Famous for its electric chaos, the city of Bombay also accommodates pockets of calm. In one such space works Mohan, a contemplative man who has spent his life observing people from his seat as a letter-writer outside the main post office. But Mohan’s lack of engagement with the world has caused a thawing of his marriage. At this delicate moment Mohan – and his wife, Lakshmi – are joined at their home in Saraswati Park by their nephew, Ashish, a sexually uncertain 19-year-old who has to repeat his final year in college.
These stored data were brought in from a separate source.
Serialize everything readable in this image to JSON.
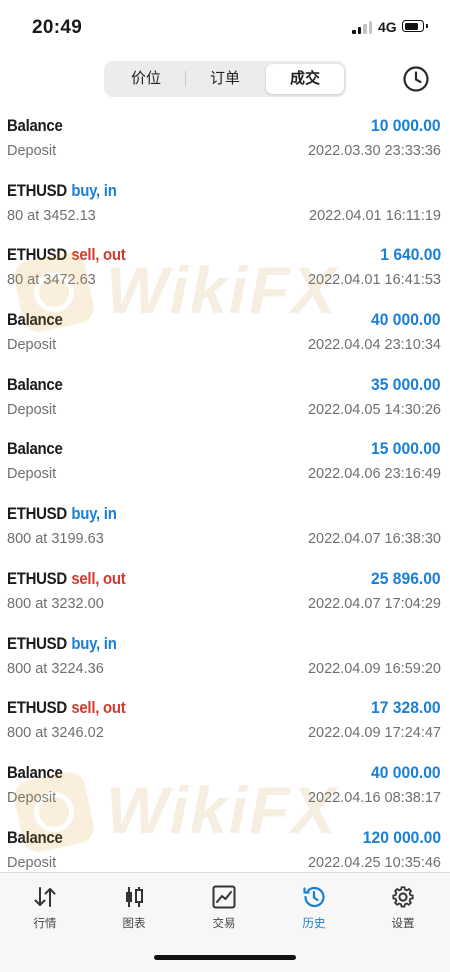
{
  "status_bar": {
    "time": "20:49",
    "network": "4G",
    "battery_level": 0.85
  },
  "tabs_top": [
    {
      "label": "价位",
      "active": false
    },
    {
      "label": "订单",
      "active": false
    },
    {
      "label": "成交",
      "active": true
    }
  ],
  "history_icon": "clock-icon",
  "deals": [
    {
      "symbol": "Balance",
      "direction": "",
      "direction_type": "",
      "profit": "10 000.00",
      "detail": "Deposit",
      "time": "2022.03.30 23:33:36"
    },
    {
      "symbol": "ETHUSD",
      "direction": "buy, in",
      "direction_type": "buy",
      "profit": "",
      "detail": "80 at 3452.13",
      "time": "2022.04.01 16:11:19"
    },
    {
      "symbol": "ETHUSD",
      "direction": "sell, out",
      "direction_type": "sell",
      "profit": "1 640.00",
      "detail": "80 at 3472.63",
      "time": "2022.04.01 16:41:53"
    },
    {
      "symbol": "Balance",
      "direction": "",
      "direction_type": "",
      "profit": "40 000.00",
      "detail": "Deposit",
      "time": "2022.04.04 23:10:34"
    },
    {
      "symbol": "Balance",
      "direction": "",
      "direction_type": "",
      "profit": "35 000.00",
      "detail": "Deposit",
      "time": "2022.04.05 14:30:26"
    },
    {
      "symbol": "Balance",
      "direction": "",
      "direction_type": "",
      "profit": "15 000.00",
      "detail": "Deposit",
      "time": "2022.04.06 23:16:49"
    },
    {
      "symbol": "ETHUSD",
      "direction": "buy, in",
      "direction_type": "buy",
      "profit": "",
      "detail": "800 at 3199.63",
      "time": "2022.04.07 16:38:30"
    },
    {
      "symbol": "ETHUSD",
      "direction": "sell, out",
      "direction_type": "sell",
      "profit": "25 896.00",
      "detail": "800 at 3232.00",
      "time": "2022.04.07 17:04:29"
    },
    {
      "symbol": "ETHUSD",
      "direction": "buy, in",
      "direction_type": "buy",
      "profit": "",
      "detail": "800 at 3224.36",
      "time": "2022.04.09 16:59:20"
    },
    {
      "symbol": "ETHUSD",
      "direction": "sell, out",
      "direction_type": "sell",
      "profit": "17 328.00",
      "detail": "800 at 3246.02",
      "time": "2022.04.09 17:24:47"
    },
    {
      "symbol": "Balance",
      "direction": "",
      "direction_type": "",
      "profit": "40 000.00",
      "detail": "Deposit",
      "time": "2022.04.16 08:38:17"
    },
    {
      "symbol": "Balance",
      "direction": "",
      "direction_type": "",
      "profit": "120 000.00",
      "detail": "Deposit",
      "time": "2022.04.25 10:35:46"
    }
  ],
  "watermark": {
    "text": "WikiFX"
  },
  "tab_bar": [
    {
      "label": "行情",
      "icon": "sort-arrows-icon",
      "active": false
    },
    {
      "label": "图表",
      "icon": "candlestick-icon",
      "active": false
    },
    {
      "label": "交易",
      "icon": "trade-chart-icon",
      "active": false
    },
    {
      "label": "历史",
      "icon": "history-clock-icon",
      "active": true
    },
    {
      "label": "设置",
      "icon": "gear-icon",
      "active": false
    }
  ],
  "colors": {
    "accent": "#1a7fd6",
    "sell": "#d23a2f",
    "secondary_text": "#6f6f6f"
  }
}
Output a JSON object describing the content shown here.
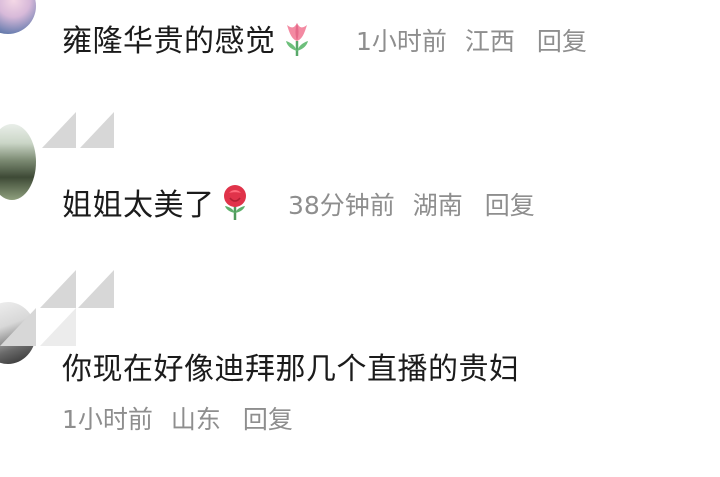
{
  "comments": [
    {
      "text": "雍隆华贵的感觉",
      "emoji": "tulip-icon",
      "time": "1小时前",
      "location": "江西",
      "reply_label": "回复"
    },
    {
      "text": "姐姐太美了",
      "emoji": "rose-icon",
      "time": "38分钟前",
      "location": "湖南",
      "reply_label": "回复"
    },
    {
      "text": "你现在好像迪拜那几个直播的贵妇",
      "time": "1小时前",
      "location": "山东",
      "reply_label": "回复"
    }
  ],
  "colors": {
    "text": "#1b1b1b",
    "meta": "#8e8e8e",
    "placeholder": "#d7d7d7"
  }
}
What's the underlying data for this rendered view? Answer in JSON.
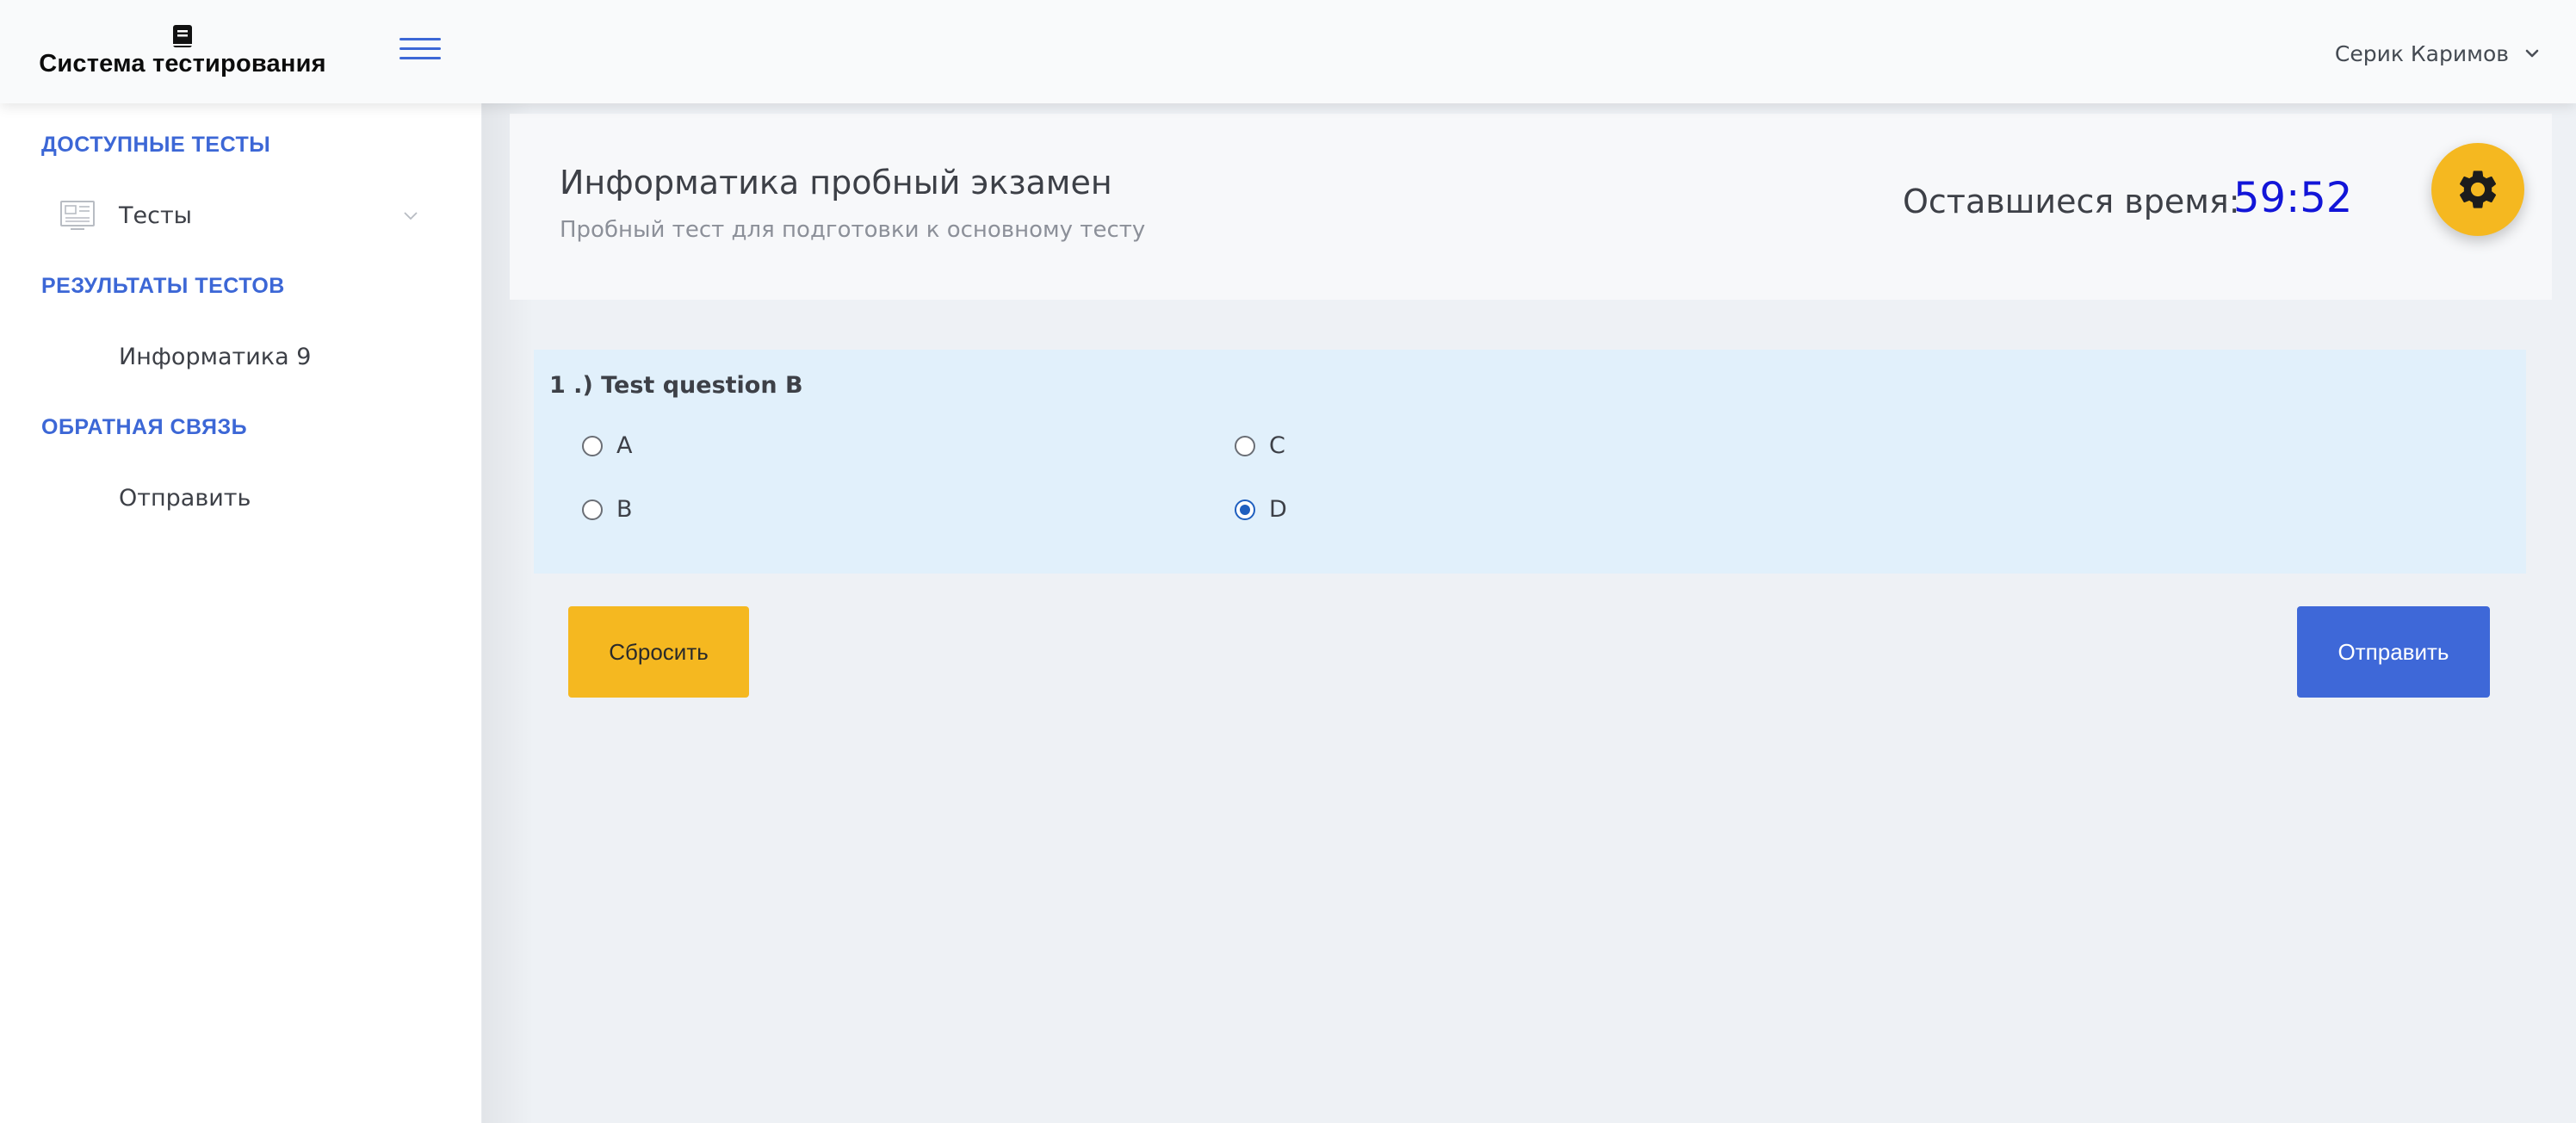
{
  "header": {
    "brand_title": "Система тестирования",
    "brand_icon": "book-icon",
    "menu_icon": "hamburger-icon",
    "user_name": "Серик Каримов",
    "accent_color": "#3c67d6"
  },
  "sidebar": {
    "sections": [
      {
        "heading": "ДОСТУПНЫЕ ТЕСТЫ",
        "items": [
          {
            "label": "Тесты",
            "icon": "newspaper-icon",
            "expandable": true
          }
        ]
      },
      {
        "heading": "РЕЗУЛЬТАТЫ ТЕСТОВ",
        "items": [
          {
            "label": "Информатика 9"
          }
        ]
      },
      {
        "heading": "ОБРАТНАЯ СВЯЗЬ",
        "items": [
          {
            "label": "Отправить"
          }
        ]
      }
    ]
  },
  "exam": {
    "title": "Информатика пробный экзамен",
    "subtitle": "Пробный тест для подготовки к основному тесту",
    "timer_label": "Оставшиеся время:",
    "timer_value": "59:52",
    "timer_color": "#1215d8"
  },
  "question": {
    "text": "1 .) Test question B",
    "options": [
      {
        "label": "A",
        "checked": false
      },
      {
        "label": "B",
        "checked": false
      },
      {
        "label": "C",
        "checked": false
      },
      {
        "label": "D",
        "checked": true
      }
    ]
  },
  "actions": {
    "reset_label": "Сбросить",
    "submit_label": "Отправить",
    "reset_color": "#f5b820",
    "submit_color": "#3e68d8"
  },
  "fab": {
    "icon": "gear-icon"
  }
}
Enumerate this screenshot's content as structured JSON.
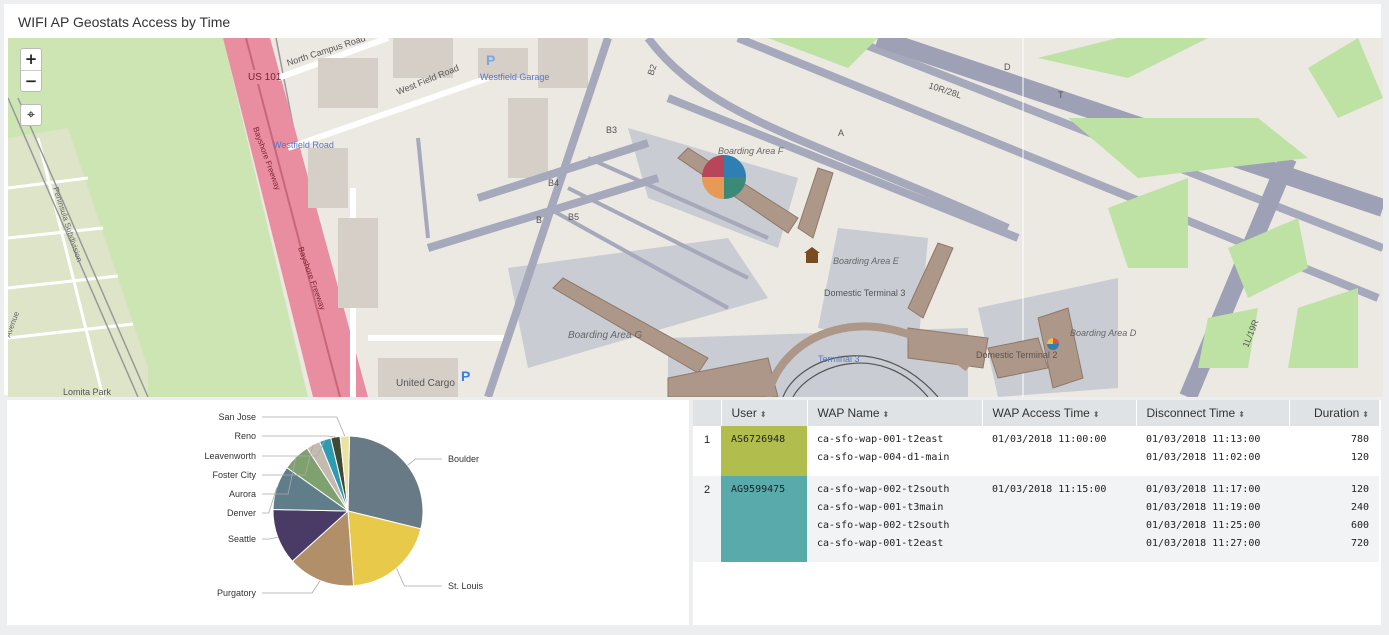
{
  "panel_title": "WIFI AP Geostats Access by Time",
  "map": {
    "zoom_in": "+",
    "zoom_out": "−",
    "locate": "⌖",
    "labels": {
      "north_campus_road": "North Campus Road",
      "west_field_road": "West Field Road",
      "westfield_road_sign": "Westfield Road",
      "westfield_garage": "Westfield Garage",
      "us101": "US 101",
      "bayshore1": "Bayshore Freeway",
      "bayshore2": "Bayshore Freeway",
      "boarding_f": "Boarding Area F",
      "boarding_e": "Boarding Area E",
      "boarding_g": "Boarding Area G",
      "boarding_d": "Boarding Area D",
      "domestic3": "Domestic Terminal 3",
      "domestic2": "Domestic Terminal 2",
      "terminal3": "Terminal 3",
      "united_cargo": "United Cargo",
      "lomita_park": "Lomita Park",
      "peninsula": "Peninsula Subdivision",
      "avenue": "Avenue",
      "taxi_b2": "B2",
      "taxi_b3": "B3",
      "taxi_b4": "B4",
      "taxi_b5": "B5",
      "taxi_b": "B",
      "taxi_a": "A",
      "taxi_d": "D",
      "taxi_t": "T",
      "runway1": "10R/28L",
      "runway2": "1L/19R",
      "parking": "P"
    }
  },
  "pie": {
    "labels": [
      "San Jose",
      "Reno",
      "Leavenworth",
      "Foster City",
      "Aurora",
      "Denver",
      "Seattle",
      "Purgatory",
      "St. Louis",
      "Boulder"
    ],
    "chart_data": {
      "type": "pie",
      "categories": [
        "Boulder",
        "St. Louis",
        "Purgatory",
        "Seattle",
        "Denver",
        "Aurora",
        "Foster City",
        "Leavenworth",
        "Reno",
        "San Jose"
      ],
      "values": [
        28.5,
        20,
        14.5,
        12,
        9.5,
        6,
        3,
        2.5,
        2,
        2
      ],
      "colors": [
        "#687a86",
        "#e8c94a",
        "#b08f69",
        "#4a3b66",
        "#5f7e8a",
        "#7fa16f",
        "#c4bab0",
        "#2e9bb0",
        "#3f4a34",
        "#e9e4a3"
      ]
    }
  },
  "table": {
    "headers": [
      "User",
      "WAP Name",
      "WAP Access Time",
      "Disconnect Time",
      "Duration"
    ],
    "sort_icon": "⬍",
    "rows": [
      {
        "index": "1",
        "user": "AS6726948",
        "wap_names": [
          "ca-sfo-wap-001-t2east",
          "ca-sfo-wap-004-d1-main"
        ],
        "access_time": "01/03/2018 11:00:00",
        "disconnect_times": [
          "01/03/2018 11:13:00",
          "01/03/2018 11:02:00"
        ],
        "durations": [
          "780",
          "120"
        ],
        "user_color": "#b1be4d"
      },
      {
        "index": "2",
        "user": "AG9599475",
        "wap_names": [
          "ca-sfo-wap-002-t2south",
          "ca-sfo-wap-001-t3main",
          "ca-sfo-wap-002-t2south",
          "ca-sfo-wap-001-t2east"
        ],
        "access_time": "01/03/2018 11:15:00",
        "disconnect_times": [
          "01/03/2018 11:17:00",
          "01/03/2018 11:19:00",
          "01/03/2018 11:25:00",
          "01/03/2018 11:27:00"
        ],
        "durations": [
          "120",
          "240",
          "600",
          "720"
        ],
        "user_color": "#59aaaa"
      }
    ]
  }
}
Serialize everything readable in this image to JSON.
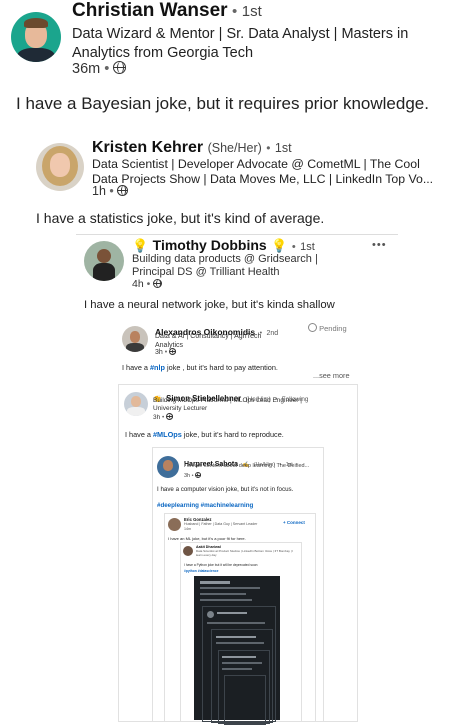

As the novel unfolds, the lives of each of the three characters are thrown into relief by the comical frustrations of family life: annoying relatives, unspoken yearnings and unheard grievances. When Lakshmi loses her only brother, she leaves Bombay for a relative’s home to mourn not only the death of a sibling but also the vital force of her marriage. Ashish, meanwhile, embarks on an affair with a much richer boy in his college and, not long afterwards, succumbs to the overtures of his English tutor.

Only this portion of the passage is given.